Open space as non-commercial space
A few years ago, the WOZ wrote on the topic “It’s about ensuring that there is enough space in and from which people from the entire population can design, operate and use public spaces without market-based constraints” and “Buildings in which people can try out new things and fail spectacularly without spending a lot of money. Only in such wastelands can creative urban and village development flourish.”
(https://www.woz.ch/1323/der-kampf-fuer-freiraum/angemessene-taktlosigkeit)
Anstadt is not the answer to these questions, but a search for answers. It is a space where it is possible to experiment, try out new things and take different paths than in the rest of the city. That is why it is also called An-stadt. In this way, it manages to attract a large number of people and inspire them that there are alternatives to the destructive functioning of consumer capitalism. On guided tours here, for example, children and young people realize that there is not just one prefabricated career path. A book and a documentary film about Anstadt will be published in the near future, which will reach a wider public. We are working with various media and together with our neighbors to raise the visibility of alternative approaches in Anstadt.

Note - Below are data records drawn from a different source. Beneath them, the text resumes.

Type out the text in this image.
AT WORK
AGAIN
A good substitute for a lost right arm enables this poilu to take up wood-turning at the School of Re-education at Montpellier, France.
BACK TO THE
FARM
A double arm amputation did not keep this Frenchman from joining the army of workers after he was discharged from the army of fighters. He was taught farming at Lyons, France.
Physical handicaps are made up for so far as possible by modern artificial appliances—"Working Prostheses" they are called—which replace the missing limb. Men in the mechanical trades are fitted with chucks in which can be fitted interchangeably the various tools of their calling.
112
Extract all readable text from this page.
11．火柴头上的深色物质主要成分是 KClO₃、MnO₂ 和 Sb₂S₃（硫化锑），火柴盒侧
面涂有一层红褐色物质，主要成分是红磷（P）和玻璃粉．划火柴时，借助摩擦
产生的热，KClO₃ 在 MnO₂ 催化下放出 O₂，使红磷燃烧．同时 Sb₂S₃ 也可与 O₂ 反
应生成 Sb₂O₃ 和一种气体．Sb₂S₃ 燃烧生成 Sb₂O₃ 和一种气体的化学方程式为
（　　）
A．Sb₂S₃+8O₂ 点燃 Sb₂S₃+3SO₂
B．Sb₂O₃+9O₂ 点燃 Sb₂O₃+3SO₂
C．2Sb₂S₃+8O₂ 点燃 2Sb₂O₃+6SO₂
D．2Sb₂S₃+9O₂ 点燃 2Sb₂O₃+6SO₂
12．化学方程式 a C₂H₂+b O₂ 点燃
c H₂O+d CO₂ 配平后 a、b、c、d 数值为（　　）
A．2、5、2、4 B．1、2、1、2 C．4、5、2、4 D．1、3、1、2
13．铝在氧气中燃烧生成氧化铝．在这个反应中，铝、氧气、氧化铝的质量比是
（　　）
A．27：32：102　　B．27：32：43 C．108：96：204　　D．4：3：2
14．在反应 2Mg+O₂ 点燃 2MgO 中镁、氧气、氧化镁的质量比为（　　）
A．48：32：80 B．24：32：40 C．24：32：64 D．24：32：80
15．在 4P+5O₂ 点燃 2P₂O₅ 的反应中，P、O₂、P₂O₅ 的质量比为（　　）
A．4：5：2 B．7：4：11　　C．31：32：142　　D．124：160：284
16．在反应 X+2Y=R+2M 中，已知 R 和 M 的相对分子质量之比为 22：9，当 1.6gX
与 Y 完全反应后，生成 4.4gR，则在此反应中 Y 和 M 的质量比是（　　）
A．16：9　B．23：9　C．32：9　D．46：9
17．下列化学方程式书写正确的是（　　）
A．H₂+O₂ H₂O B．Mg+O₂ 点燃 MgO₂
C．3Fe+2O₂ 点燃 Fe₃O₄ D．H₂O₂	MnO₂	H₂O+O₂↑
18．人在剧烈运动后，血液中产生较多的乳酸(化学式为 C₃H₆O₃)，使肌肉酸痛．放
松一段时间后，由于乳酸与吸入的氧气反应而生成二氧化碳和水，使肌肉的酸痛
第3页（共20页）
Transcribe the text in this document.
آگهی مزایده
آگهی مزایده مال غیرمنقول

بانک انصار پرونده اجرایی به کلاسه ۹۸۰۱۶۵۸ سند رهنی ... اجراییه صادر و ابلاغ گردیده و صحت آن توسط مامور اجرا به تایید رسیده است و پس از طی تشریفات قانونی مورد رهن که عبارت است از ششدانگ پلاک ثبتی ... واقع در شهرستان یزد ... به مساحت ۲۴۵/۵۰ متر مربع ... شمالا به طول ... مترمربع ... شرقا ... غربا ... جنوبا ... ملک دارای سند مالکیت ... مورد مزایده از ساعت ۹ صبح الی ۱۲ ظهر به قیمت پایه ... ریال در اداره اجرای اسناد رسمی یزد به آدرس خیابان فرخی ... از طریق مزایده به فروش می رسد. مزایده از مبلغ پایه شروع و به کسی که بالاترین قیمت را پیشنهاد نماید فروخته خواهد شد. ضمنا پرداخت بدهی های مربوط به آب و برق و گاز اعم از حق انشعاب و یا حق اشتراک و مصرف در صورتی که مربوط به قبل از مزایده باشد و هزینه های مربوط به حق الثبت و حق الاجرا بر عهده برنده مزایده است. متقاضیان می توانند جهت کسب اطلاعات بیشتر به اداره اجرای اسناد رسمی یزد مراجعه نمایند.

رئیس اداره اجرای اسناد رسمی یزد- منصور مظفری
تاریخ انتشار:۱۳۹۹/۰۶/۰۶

Two important principles of Anstadt are that more than half of the square is open to the public; and that everything that takes place here must be non-commercial (i.e. free or on a collection basis). Anyone can come here, set up their own projects or collaborate on something else. (In this sense, the Anstadt should receive money from the city for the socio-cultural work it does). Anstadt is trying to move away from a logic of consumption in every respect and towards jointly designed space. Anstadt is trying to move away from a logic of consumption in every respect and towards jointly designed space. There are various long-term and temporary projects on the public space (which are endangered by the planned development):
Around 40 people live in the Anstadt residential area, who organize themselves together in plenary sessions and various working groups and help to maintain and shape the entire space. One of the more progressive forms of democracy is practiced and learned here: all decisions are made on a grassroots democratic basis.